# Big Sales Prediction using Random Forest Regressor

-------------

## **Objective**

The objective of this project is to build a Random Forest Regressor model to predict the sales of different products in various stores based on historical sales data and other related features.

## **Data Source**

The dataset for this project can be sourced from Kaggle: Big Mart Sales Dataset

## **Import Library**

In [None]:
import numpy as np
import pandas as pd
import matplotlib.pyplot as plt
import seaborn as sns
from sklearn.model_selection import train_test_split
from sklearn.preprocessing import StandardScaler, LabelEncoder
from sklearn.ensemble import RandomForestRegressor
from sklearn.metrics import mean_squared_error, r2_score

## **Import Data**

In [None]:
data = pd.read_csv('Train.csv')

## **Describe Data**

In [None]:
# Display the first few rows of the dataset
print(data.head())

# Summary statistics of the dataset
print(data.describe())

# Information about the dataset
print(data.info())

## **Data Visualization**

In [None]:
# Visualize the distribution of the target variable
sns.histplot(data['Item_Outlet_Sales'], kde=True, bins=30)
plt.title('Distribution of Item Outlet Sales')
plt.show()

# Visualize some feature distributions
sns.histplot(data['Item_MRP'], kde=True, bins=30)
plt.title('Distribution of Item MRP')
plt.show()

## **Data Preprocessing**

In [None]:
# Check for missing values
print(data.isnull().sum())

# Fill missing values
data['Item_Weight'].fillna(data['Item_Weight'].mean(), inplace=True)
data['Outlet_Size'].fillna(data['Outlet_Size'].mode()[0], inplace=True)

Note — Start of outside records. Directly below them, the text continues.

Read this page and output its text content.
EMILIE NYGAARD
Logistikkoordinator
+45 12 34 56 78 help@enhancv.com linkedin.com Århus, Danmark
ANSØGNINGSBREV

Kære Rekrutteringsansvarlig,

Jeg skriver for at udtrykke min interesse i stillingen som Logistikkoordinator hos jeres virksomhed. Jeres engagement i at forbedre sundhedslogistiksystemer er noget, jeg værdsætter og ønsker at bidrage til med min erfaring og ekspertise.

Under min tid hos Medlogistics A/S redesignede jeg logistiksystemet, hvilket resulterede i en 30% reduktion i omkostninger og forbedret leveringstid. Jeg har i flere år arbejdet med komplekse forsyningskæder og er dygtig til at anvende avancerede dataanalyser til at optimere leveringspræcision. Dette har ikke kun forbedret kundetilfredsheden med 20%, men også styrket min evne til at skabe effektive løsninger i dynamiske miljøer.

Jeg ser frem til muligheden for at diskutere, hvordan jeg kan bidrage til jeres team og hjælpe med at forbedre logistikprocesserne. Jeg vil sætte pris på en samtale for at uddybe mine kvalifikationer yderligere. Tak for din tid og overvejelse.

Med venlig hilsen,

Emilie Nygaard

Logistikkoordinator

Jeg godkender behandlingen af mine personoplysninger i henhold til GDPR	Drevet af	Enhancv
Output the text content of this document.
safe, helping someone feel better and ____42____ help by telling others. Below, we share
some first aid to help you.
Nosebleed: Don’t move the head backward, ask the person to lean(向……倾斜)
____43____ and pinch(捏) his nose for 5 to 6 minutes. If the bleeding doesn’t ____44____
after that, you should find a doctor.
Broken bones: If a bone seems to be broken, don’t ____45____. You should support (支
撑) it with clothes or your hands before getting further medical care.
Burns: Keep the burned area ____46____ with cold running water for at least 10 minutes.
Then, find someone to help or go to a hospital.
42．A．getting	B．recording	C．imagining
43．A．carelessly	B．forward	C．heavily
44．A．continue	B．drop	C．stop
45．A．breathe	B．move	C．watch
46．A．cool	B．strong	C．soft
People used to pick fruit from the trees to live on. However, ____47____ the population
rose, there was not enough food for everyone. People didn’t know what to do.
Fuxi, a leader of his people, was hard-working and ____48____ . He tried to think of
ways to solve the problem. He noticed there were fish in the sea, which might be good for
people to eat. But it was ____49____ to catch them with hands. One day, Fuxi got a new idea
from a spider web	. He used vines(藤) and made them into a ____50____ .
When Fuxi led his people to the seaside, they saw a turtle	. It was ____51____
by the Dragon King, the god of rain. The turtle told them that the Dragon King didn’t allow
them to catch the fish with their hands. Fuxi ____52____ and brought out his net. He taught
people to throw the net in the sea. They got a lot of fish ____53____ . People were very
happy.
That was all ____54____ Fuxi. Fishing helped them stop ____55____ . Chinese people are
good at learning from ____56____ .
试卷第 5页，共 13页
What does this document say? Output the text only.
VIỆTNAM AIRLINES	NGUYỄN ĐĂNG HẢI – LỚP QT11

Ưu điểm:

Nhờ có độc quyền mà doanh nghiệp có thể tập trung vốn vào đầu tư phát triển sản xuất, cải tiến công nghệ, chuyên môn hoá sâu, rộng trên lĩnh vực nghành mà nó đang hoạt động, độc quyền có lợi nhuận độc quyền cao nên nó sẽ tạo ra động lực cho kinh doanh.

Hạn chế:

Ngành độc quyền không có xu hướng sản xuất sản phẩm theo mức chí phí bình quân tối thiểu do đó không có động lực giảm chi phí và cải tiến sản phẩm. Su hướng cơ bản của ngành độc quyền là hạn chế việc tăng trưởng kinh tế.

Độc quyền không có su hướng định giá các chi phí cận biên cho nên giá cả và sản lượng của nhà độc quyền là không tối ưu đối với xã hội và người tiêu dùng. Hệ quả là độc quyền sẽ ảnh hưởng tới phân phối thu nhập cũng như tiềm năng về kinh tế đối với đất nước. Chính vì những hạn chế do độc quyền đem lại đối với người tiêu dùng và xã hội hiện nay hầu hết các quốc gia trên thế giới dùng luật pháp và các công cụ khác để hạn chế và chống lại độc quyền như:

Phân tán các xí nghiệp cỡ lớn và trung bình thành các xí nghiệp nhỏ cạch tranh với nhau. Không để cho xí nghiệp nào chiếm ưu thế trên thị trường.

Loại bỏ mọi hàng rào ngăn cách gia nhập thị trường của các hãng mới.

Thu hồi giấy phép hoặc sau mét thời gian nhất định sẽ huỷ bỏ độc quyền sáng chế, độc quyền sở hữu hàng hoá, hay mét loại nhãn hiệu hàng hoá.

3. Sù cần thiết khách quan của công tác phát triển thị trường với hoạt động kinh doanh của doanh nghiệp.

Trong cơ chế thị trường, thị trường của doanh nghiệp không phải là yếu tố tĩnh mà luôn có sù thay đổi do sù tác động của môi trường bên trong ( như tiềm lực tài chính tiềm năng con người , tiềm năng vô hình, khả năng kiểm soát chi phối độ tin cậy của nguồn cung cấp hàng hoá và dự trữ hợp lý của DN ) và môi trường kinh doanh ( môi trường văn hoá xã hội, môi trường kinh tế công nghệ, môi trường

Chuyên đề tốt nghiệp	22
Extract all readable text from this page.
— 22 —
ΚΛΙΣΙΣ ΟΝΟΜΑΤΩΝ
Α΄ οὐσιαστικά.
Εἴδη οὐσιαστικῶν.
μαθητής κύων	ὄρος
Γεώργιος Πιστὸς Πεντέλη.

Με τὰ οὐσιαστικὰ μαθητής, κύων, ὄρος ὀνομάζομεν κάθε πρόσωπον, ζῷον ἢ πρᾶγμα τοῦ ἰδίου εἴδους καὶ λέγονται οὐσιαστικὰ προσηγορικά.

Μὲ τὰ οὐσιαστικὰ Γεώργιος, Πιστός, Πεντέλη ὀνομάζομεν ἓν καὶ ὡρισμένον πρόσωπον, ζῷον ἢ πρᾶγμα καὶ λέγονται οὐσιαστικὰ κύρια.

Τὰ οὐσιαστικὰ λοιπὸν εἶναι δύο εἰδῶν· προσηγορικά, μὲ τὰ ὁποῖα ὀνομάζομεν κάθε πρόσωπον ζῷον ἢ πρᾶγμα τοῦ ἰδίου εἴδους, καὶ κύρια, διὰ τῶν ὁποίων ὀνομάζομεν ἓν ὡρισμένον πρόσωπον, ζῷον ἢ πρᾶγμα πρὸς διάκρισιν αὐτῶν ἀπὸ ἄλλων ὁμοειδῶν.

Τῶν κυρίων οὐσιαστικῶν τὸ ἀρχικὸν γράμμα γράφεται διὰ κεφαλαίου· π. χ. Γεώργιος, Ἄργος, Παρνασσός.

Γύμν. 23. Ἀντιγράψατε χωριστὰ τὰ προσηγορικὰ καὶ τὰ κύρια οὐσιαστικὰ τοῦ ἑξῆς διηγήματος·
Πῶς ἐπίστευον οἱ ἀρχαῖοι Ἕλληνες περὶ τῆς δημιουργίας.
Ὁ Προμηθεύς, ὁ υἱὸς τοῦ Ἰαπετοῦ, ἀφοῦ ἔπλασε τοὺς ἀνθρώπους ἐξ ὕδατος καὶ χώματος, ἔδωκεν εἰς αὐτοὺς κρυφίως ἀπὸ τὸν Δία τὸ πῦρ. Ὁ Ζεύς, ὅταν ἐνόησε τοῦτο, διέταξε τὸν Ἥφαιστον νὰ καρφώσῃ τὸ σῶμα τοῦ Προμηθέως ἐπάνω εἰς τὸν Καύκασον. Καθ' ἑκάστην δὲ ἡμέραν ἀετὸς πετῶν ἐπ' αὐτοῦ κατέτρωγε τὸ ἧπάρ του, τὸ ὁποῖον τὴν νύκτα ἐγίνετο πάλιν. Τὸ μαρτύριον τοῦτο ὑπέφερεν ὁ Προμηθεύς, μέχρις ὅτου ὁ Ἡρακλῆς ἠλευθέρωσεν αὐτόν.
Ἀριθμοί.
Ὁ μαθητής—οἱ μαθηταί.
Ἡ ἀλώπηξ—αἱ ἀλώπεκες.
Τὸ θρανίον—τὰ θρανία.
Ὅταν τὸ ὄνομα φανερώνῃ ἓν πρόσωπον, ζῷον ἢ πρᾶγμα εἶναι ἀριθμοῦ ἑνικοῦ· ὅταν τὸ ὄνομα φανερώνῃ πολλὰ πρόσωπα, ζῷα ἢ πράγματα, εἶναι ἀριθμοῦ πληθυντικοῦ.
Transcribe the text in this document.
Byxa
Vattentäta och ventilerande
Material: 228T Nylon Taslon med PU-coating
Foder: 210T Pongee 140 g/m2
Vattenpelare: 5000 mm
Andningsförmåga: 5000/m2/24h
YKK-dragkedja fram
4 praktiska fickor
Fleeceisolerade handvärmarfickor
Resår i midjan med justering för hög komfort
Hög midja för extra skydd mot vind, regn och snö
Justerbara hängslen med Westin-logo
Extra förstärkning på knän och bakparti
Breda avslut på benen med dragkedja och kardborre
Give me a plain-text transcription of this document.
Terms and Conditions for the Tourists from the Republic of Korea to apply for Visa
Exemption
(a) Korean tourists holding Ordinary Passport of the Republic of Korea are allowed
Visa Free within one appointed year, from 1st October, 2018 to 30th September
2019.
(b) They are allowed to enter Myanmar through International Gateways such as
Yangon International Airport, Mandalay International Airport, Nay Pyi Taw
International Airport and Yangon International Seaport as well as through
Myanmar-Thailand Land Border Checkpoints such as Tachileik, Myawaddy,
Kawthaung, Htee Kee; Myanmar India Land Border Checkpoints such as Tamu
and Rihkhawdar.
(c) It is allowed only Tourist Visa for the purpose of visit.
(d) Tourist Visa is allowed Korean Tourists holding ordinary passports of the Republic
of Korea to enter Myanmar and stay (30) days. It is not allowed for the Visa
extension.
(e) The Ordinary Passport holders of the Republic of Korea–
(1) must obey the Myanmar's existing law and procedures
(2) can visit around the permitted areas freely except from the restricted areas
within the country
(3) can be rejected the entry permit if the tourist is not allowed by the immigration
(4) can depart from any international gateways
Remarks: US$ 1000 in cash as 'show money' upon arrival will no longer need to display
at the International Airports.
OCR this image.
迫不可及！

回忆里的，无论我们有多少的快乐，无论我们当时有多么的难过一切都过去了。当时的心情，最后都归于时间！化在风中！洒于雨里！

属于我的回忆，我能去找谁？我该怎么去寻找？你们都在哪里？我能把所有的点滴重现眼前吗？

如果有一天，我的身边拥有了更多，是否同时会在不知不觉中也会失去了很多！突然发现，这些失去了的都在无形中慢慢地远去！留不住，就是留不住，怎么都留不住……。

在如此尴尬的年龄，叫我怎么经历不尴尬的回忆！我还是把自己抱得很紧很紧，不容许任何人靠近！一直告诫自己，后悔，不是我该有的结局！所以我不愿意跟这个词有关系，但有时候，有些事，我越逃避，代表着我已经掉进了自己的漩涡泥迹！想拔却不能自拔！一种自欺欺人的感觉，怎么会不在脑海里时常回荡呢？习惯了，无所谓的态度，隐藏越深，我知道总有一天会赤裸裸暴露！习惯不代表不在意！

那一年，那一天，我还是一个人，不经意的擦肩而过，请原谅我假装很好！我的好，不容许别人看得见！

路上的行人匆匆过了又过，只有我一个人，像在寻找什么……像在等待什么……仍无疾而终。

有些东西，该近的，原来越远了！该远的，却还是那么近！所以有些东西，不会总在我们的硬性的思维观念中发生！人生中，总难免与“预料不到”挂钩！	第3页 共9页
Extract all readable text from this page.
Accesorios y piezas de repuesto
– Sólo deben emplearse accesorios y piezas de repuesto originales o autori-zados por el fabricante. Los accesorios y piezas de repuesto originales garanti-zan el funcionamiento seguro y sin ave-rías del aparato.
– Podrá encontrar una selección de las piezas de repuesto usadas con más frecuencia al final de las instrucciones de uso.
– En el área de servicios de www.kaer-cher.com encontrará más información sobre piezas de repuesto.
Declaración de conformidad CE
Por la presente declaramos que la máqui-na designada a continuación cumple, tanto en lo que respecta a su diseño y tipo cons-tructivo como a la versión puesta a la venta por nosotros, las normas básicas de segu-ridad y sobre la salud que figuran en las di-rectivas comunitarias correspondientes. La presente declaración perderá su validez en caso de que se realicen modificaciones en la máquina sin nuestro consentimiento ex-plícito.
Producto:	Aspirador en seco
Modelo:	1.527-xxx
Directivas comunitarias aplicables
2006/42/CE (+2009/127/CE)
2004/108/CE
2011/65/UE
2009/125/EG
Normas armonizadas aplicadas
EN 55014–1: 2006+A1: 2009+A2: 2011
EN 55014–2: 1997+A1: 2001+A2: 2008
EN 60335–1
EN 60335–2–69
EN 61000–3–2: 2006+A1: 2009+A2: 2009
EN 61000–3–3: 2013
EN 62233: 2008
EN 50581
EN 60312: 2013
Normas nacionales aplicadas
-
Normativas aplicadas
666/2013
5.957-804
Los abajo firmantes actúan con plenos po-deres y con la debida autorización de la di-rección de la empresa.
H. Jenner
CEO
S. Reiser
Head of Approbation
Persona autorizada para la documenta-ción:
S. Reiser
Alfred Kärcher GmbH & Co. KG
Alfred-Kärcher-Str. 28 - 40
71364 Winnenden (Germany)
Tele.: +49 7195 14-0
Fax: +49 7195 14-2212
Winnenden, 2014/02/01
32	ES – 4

# Encode categorical variables
label_encoder = LabelEncoder()
data['Item_Fat_Content'] = label_encoder.fit_transform(data['Item_Fat_Content'])
data['Item_Type'] = label_encoder.fit_transform(data['Item_Type'])
data['Outlet_Identifier'] = label_encoder.fit_transform(data['Outlet_Identifier'])
data['Outlet_Establishment_Year'] = label_encoder.fit_transform(data['Outlet_Establishment_Year'])
data['Outlet_Size'] = label_encoder.fit_transform(data['Outlet_Size'])
data['Outlet_Location_Type'] = label_encoder.fit_transform(data['Outlet_Location_Type'])
data['Outlet_Type'] = label_encoder.fit_transform(data['Outlet_Type'])

# Standardize the feature variables
scaler = StandardScaler()
scaled_features = scaler.fit_transform(data.drop('Item_Outlet_Sales', axis=1))

# Convert scaled features back to a dataframe
scaled_data = pd.DataFrame(scaled_features, columns=data.columns[:-1])

## **Define Target Variable (y) and Feature Variables (X)**

In [None]:
X = scaled_data
y = data['Item_Outlet_Sales']

## **Train Test Split**

In [None]:
X_train, X_test, y_train, y_test = train_test_split(X, y, test_size=0.2, random_state=42)

## **Modeling**

In [None]:
model = RandomForestRegressor(n_estimators=100, random_state=42)
model.fit(X_train, y_train)

## **Model Evaluation**

In [None]:
# Predictions on the test set
y_pred = model.predict(X_test)

# Mean Squared Error
mse = mean_squared_error(y_test, y_pred)
print("Mean Squared Error:", mse)

# R-squared Score
r2 = r2_score(y_test, y_pred)
print("R-squared Score:", r2)

## **Prediction**

In [None]:
# Example prediction
sample_data = X_test.iloc[0].values.reshape(1, -1)
sample_prediction = model.predict(sample_data)
print("Sample Prediction:", sample_prediction)

## **Explaination**

In this project, we developed a Random Forest Regressor model to predict sales for different products across various stores. The data preprocessing steps included handling missing values, encoding categorical variables, and scaling the features. The model was trained and evaluated using the mean squared error and R-squared score metrics. A sample prediction was demonstrated to show the model's practical application. This project showcases the effectiveness of the Random Forest algorithm for regression tasks in sales prediction.